I started accumulating Bitcoin a very long time ago. For a while, I was working at a company that paid me in BTC. That's the good part.
The bad part is, for a long time, that was my only income, so I had to spend it. No other way. I had to eat. And Bitcoin was cheap back then, so I had to spend a lot of it.
I still tried to save as much as I could. But of course there are regrets. I still remember my last bitcoin salary before I left the company, at some point in 2019, it was almost 0.5 BTC. Imagine that.
It was something like $1,500 back then. Give or take. It'd be $50k today. That sucks.
But, since then, I only sold BTC on three occasions. Once out of necessity, and twice to take profit. I won't do that again.
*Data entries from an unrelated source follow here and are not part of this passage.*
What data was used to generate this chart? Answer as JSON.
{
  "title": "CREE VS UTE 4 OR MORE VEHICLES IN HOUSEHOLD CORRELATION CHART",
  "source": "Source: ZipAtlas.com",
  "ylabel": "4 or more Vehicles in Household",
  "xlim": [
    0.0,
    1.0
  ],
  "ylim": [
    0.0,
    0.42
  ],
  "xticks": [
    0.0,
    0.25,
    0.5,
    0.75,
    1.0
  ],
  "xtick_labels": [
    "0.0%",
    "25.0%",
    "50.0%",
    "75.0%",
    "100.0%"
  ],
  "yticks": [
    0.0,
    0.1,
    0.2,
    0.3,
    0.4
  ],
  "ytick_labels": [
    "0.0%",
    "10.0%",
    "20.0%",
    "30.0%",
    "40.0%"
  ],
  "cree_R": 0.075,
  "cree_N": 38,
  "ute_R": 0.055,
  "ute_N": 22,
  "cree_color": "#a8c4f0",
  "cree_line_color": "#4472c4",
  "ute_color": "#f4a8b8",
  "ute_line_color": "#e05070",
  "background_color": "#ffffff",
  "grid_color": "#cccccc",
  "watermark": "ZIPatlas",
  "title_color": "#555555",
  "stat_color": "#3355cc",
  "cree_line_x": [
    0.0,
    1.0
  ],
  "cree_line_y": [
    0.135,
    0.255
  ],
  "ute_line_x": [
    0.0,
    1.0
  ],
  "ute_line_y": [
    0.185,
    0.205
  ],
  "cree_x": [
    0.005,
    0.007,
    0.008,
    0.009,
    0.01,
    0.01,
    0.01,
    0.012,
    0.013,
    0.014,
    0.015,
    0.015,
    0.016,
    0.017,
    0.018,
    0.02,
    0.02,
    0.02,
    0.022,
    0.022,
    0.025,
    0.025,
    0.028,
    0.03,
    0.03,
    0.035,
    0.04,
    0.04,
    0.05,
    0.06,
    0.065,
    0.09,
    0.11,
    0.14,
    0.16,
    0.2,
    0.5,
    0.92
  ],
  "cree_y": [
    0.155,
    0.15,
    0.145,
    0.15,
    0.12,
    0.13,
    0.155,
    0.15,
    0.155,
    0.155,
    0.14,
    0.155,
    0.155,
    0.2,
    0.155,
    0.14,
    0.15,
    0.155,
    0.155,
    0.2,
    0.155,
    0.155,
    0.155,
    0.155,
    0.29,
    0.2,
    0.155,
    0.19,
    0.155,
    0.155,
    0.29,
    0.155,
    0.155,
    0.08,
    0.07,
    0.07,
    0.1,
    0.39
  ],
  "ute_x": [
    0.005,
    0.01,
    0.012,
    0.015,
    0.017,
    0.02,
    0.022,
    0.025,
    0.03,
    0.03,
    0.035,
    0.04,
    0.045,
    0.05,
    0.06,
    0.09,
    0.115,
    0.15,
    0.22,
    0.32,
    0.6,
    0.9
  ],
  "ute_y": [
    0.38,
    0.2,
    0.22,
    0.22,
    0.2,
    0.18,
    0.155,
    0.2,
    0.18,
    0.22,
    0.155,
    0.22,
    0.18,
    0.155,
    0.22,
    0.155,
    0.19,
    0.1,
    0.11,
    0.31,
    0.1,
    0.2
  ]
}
Even before the advent of Michael Saylor, who has been capable of articulating his case for BTC to $1 million better than anyone else, I've always been convinced that Bitcoin can't go anywhere but up.
At some point, we will have the world's first trillionaire.
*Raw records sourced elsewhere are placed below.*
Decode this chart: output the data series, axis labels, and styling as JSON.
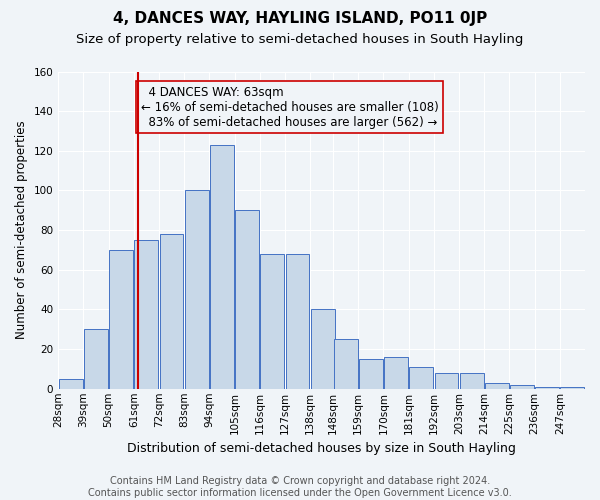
{
  "title": "4, DANCES WAY, HAYLING ISLAND, PO11 0JP",
  "subtitle": "Size of property relative to semi-detached houses in South Hayling",
  "xlabel": "Distribution of semi-detached houses by size in South Hayling",
  "ylabel": "Number of semi-detached properties",
  "property_size": 63,
  "property_label": "4 DANCES WAY: 63sqm",
  "pct_smaller": 16,
  "count_smaller": 108,
  "pct_larger": 83,
  "count_larger": 562,
  "bin_labels": [
    "28sqm",
    "39sqm",
    "50sqm",
    "61sqm",
    "72sqm",
    "83sqm",
    "94sqm",
    "105sqm",
    "116sqm",
    "127sqm",
    "138sqm",
    "148sqm",
    "159sqm",
    "170sqm",
    "181sqm",
    "192sqm",
    "203sqm",
    "214sqm",
    "225sqm",
    "236sqm",
    "247sqm"
  ],
  "bar_heights": [
    5,
    30,
    70,
    75,
    78,
    100,
    123,
    90,
    68,
    68,
    40,
    25,
    15,
    16,
    11,
    8,
    8,
    3,
    2,
    1,
    1
  ],
  "bin_starts": [
    28,
    39,
    50,
    61,
    72,
    83,
    94,
    105,
    116,
    127,
    138,
    148,
    159,
    170,
    181,
    192,
    203,
    214,
    225,
    236,
    247
  ],
  "bin_width": 11,
  "bar_color": "#c8d8e8",
  "bar_edge_color": "#4472c4",
  "vline_color": "#cc0000",
  "box_edge_color": "#cc0000",
  "background_color": "#f0f4f8",
  "grid_color": "#ffffff",
  "ylim": [
    0,
    160
  ],
  "yticks": [
    0,
    20,
    40,
    60,
    80,
    100,
    120,
    140,
    160
  ],
  "footer_text": "Contains HM Land Registry data © Crown copyright and database right 2024.\nContains public sector information licensed under the Open Government Licence v3.0.",
  "title_fontsize": 11,
  "subtitle_fontsize": 9.5,
  "tick_fontsize": 7.5,
  "annotation_fontsize": 8.5,
  "xlabel_fontsize": 9,
  "ylabel_fontsize": 8.5,
  "footer_fontsize": 7
}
At some point, the world's best-performing companies will reach a $10,000+ stock price.
In the same way, Bitcoin will get to $1 million.
The other day I spoke to a friend, I told him, "I'm fairly certain I'll never become a millionaire through work, with my job. But I'm equally convinced I will become a millionaire with BTC."
So in future I'll be doing what I said I was gonna do but never actually did. Buy BTC every month, a fixed quantity, and never ever ever sell.
If I need cash, I'll sell other things, SOL or ETH or whatever.
If I don't have any more ETH or SOL to sell, I'll borrow money using BTC as collateral.